One thing you often hear about beer when it crops up in conversation is "Oh, when I first tried it, I didn't like it at first. But after a while, I got to like it." But why is this, and why do people persist?

My story on here is well known.  I didn't start drinking beer until I was 24. Generally I was a cheap Chardonnay freak. Beer wasn't to my taste for various reasons.   After a few four packs of Staropramen, I managed to get the taste for it, but it took a while.

It happened later to me than for most men of my generation. I was never there, but my guess is that most are invited out drinking by someone who already "has the taste", and drink and continue to drink because they assume it's what you have to do to Be A Man. And after that, they do it simply because they know it's what you do.

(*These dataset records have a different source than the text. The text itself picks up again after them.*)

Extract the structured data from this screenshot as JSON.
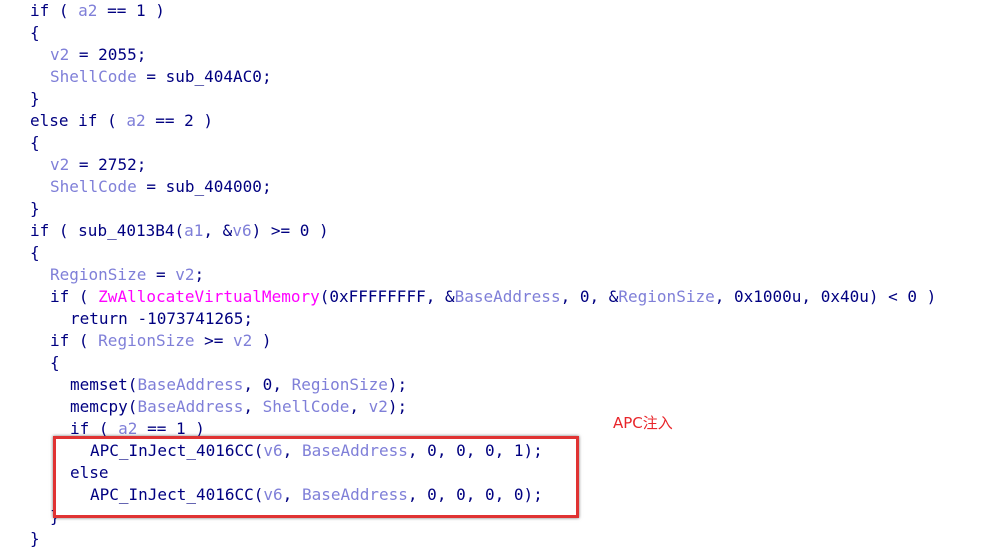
{
  "colors": {
    "text": "#000080",
    "variable": "#7f7fd8",
    "api": "#ff00ff",
    "annotation": "#e8252a",
    "box": "#e03333"
  },
  "annotation": {
    "text": "APC注入"
  },
  "code": {
    "lines": [
      {
        "indent": 0,
        "tokens": [
          [
            "kw",
            "if"
          ],
          [
            "punct",
            " ( "
          ],
          [
            "var",
            "a2"
          ],
          [
            "punct",
            " == "
          ],
          [
            "num",
            "1"
          ],
          [
            "punct",
            " )"
          ]
        ]
      },
      {
        "indent": 0,
        "tokens": [
          [
            "punct",
            "{"
          ]
        ]
      },
      {
        "indent": 1,
        "tokens": [
          [
            "var",
            "v2"
          ],
          [
            "punct",
            " = "
          ],
          [
            "num",
            "2055"
          ],
          [
            "punct",
            ";"
          ]
        ]
      },
      {
        "indent": 1,
        "tokens": [
          [
            "var",
            "ShellCode"
          ],
          [
            "punct",
            " = "
          ],
          [
            "plain",
            "sub_404AC0"
          ],
          [
            "punct",
            ";"
          ]
        ]
      },
      {
        "indent": 0,
        "tokens": [
          [
            "punct",
            "}"
          ]
        ]
      },
      {
        "indent": 0,
        "tokens": [
          [
            "kw",
            "else if"
          ],
          [
            "punct",
            " ( "
          ],
          [
            "var",
            "a2"
          ],
          [
            "punct",
            " == "
          ],
          [
            "num",
            "2"
          ],
          [
            "punct",
            " )"
          ]
        ]
      },
      {
        "indent": 0,
        "tokens": [
          [
            "punct",
            "{"
          ]
        ]
      },
      {
        "indent": 1,
        "tokens": [
          [
            "var",
            "v2"
          ],
          [
            "punct",
            " = "
          ],
          [
            "num",
            "2752"
          ],
          [
            "punct",
            ";"
          ]
        ]
      },
      {
        "indent": 1,
        "tokens": [
          [
            "var",
            "ShellCode"
          ],
          [
            "punct",
            " = "
          ],
          [
            "plain",
            "sub_404000"
          ],
          [
            "punct",
            ";"
          ]
        ]
      },
      {
        "indent": 0,
        "tokens": [
          [
            "punct",
            "}"
          ]
        ]
      },
      {
        "indent": 0,
        "tokens": [
          [
            "kw",
            "if"
          ],
          [
            "punct",
            " ( "
          ],
          [
            "plain",
            "sub_4013B4"
          ],
          [
            "punct",
            "("
          ],
          [
            "var",
            "a1"
          ],
          [
            "punct",
            ", &"
          ],
          [
            "var",
            "v6"
          ],
          [
            "punct",
            ") >= "
          ],
          [
            "num",
            "0"
          ],
          [
            "punct",
            " )"
          ]
        ]
      },
      {
        "indent": 0,
        "tokens": [
          [
            "punct",
            "{"
          ]
        ]
      },
      {
        "indent": 1,
        "tokens": [
          [
            "var",
            "RegionSize"
          ],
          [
            "punct",
            " = "
          ],
          [
            "var",
            "v2"
          ],
          [
            "punct",
            ";"
          ]
        ]
      },
      {
        "indent": 1,
        "tokens": [
          [
            "kw",
            "if"
          ],
          [
            "punct",
            " ( "
          ],
          [
            "api",
            "ZwAllocateVirtualMemory"
          ],
          [
            "punct",
            "("
          ],
          [
            "num",
            "0xFFFFFFFF"
          ],
          [
            "punct",
            ", &"
          ],
          [
            "var",
            "BaseAddress"
          ],
          [
            "punct",
            ", "
          ],
          [
            "num",
            "0"
          ],
          [
            "punct",
            ", &"
          ],
          [
            "var",
            "RegionSize"
          ],
          [
            "punct",
            ", "
          ],
          [
            "num",
            "0x1000u"
          ],
          [
            "punct",
            ", "
          ],
          [
            "num",
            "0x40u"
          ],
          [
            "punct",
            ") < "
          ],
          [
            "num",
            "0"
          ],
          [
            "punct",
            " )"
          ]
        ]
      },
      {
        "indent": 2,
        "tokens": [
          [
            "kw",
            "return"
          ],
          [
            "punct",
            " "
          ],
          [
            "num",
            "-1073741265"
          ],
          [
            "punct",
            ";"
          ]
        ]
      },
      {
        "indent": 1,
        "tokens": [
          [
            "kw",
            "if"
          ],
          [
            "punct",
            " ( "
          ],
          [
            "var",
            "RegionSize"
          ],
          [
            "punct",
            " >= "
          ],
          [
            "var",
            "v2"
          ],
          [
            "punct",
            " )"
          ]
        ]
      },
      {
        "indent": 1,
        "tokens": [
          [
            "punct",
            "{"
          ]
        ]
      },
      {
        "indent": 2,
        "tokens": [
          [
            "plain",
            "memset"
          ],
          [
            "punct",
            "("
          ],
          [
            "var",
            "BaseAddress"
          ],
          [
            "punct",
            ", "
          ],
          [
            "num",
            "0"
          ],
          [
            "punct",
            ", "
          ],
          [
            "var",
            "RegionSize"
          ],
          [
            "punct",
            ");"
          ]
        ]
      },
      {
        "indent": 2,
        "tokens": [
          [
            "plain",
            "memcpy"
          ],
          [
            "punct",
            "("
          ],
          [
            "var",
            "BaseAddress"
          ],
          [
            "punct",
            ", "
          ],
          [
            "var",
            "ShellCode"
          ],
          [
            "punct",
            ", "
          ],
          [
            "var",
            "v2"
          ],
          [
            "punct",
            ");"
          ]
        ]
      },
      {
        "indent": 2,
        "tokens": [
          [
            "kw",
            "if"
          ],
          [
            "punct",
            " ( "
          ],
          [
            "var",
            "a2"
          ],
          [
            "punct",
            " == "
          ],
          [
            "num",
            "1"
          ],
          [
            "punct",
            " )"
          ]
        ]
      },
      {
        "indent": 3,
        "tokens": [
          [
            "plain",
            "APC_InJect_4016CC"
          ],
          [
            "punct",
            "("
          ],
          [
            "var",
            "v6"
          ],
          [
            "punct",
            ", "
          ],
          [
            "var",
            "BaseAddress"
          ],
          [
            "punct",
            ", "
          ],
          [
            "num",
            "0"
          ],
          [
            "punct",
            ", "
          ],
          [
            "num",
            "0"
          ],
          [
            "punct",
            ", "
          ],
          [
            "num",
            "0"
          ],
          [
            "punct",
            ", "
          ],
          [
            "num",
            "1"
          ],
          [
            "punct",
            ");"
          ]
        ]
      },
      {
        "indent": 2,
        "tokens": [
          [
            "kw",
            "else"
          ]
        ]
      },
      {
        "indent": 3,
        "tokens": [
          [
            "plain",
            "APC_InJect_4016CC"
          ],
          [
            "punct",
            "("
          ],
          [
            "var",
            "v6"
          ],
          [
            "punct",
            ", "
          ],
          [
            "var",
            "BaseAddress"
          ],
          [
            "punct",
            ", "
          ],
          [
            "num",
            "0"
          ],
          [
            "punct",
            ", "
          ],
          [
            "num",
            "0"
          ],
          [
            "punct",
            ", "
          ],
          [
            "num",
            "0"
          ],
          [
            "punct",
            ", "
          ],
          [
            "num",
            "0"
          ],
          [
            "punct",
            ");"
          ]
        ]
      },
      {
        "indent": 1,
        "tokens": [
          [
            "punct",
            "}"
          ]
        ]
      },
      {
        "indent": 0,
        "tokens": [
          [
            "punct",
            "}"
          ]
        ]
      }
    ]
  }
}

Very few people are of the personality that really "get into" beer. To most, it's a means to an end. It's just something you do to get pissed. It takes real effort to acquire a taste for beers like Imperial IPAs, Saison, strong Stouts and the like. Only someone of the "nerdy" persuasion would get the at far.

In fact, the emergence of such "nerd beers" into mainstream is nothing less than a perfect example of the acceptance of "nerd stuff" that there is these days.

Acquiring the taste for normal beer is one thing. It's more about fitting into the prevailing and, dare I say it, masculine drinking culture. The taste for the "interesting stuff" is quite another. I happen to be that kind of person, as likely are you if you're reading this.

The problem in the beer blogosphere is that it's a self-reinforcing feedback loop. Everyone is drinking and looking out for the same kind of beer, and it's easy to convince yourself that the crafty end of the spectrum is what's important and, more perniciously, what everybody should like.

There's no shame in enjoying what you like, but don't forget it may not be other people's experience.  Ignore the mainstream at your peril.


  1. It's something most beer geeks don't like to consider. They quite like the idea that drinking something not mainstream makes them more discerning and thus tend to mutually agree on that. But why they are drinking it, as opposed to other forms of grog? Nah.

    But why in Britain is a pint in the pub the cultural norm, yet over in France it's a glass of vino in the Bistro? Have the 2 countries evolved different taste buds or is what people drink little more than a cultural norm they are adhering to? Is a pint a defining feature of English masculinity young men feel they must accept lest their mates take the mick for ordering a white wine spritzer?

    When you grow up drinking sugary drinks why would you drink something dry and bitter and like it just because you have reached an age in law that affords you freedoms and responsibility? Why have alcohol companies figured out that brands pushed at the young should be sweet? Why as people get older are they more likely to abandon mainstream beer and drink wine than start on the none mainstream beer? Maybe they have stopped caring what people think and now simply drink what they like.

  2. Why have I not come across this blog before


    1. Thanks. Just here to take the piss and point out the obvious.

  3. Yep, it's culture. Acquired tastes are better than merely animal tastes. Because culture.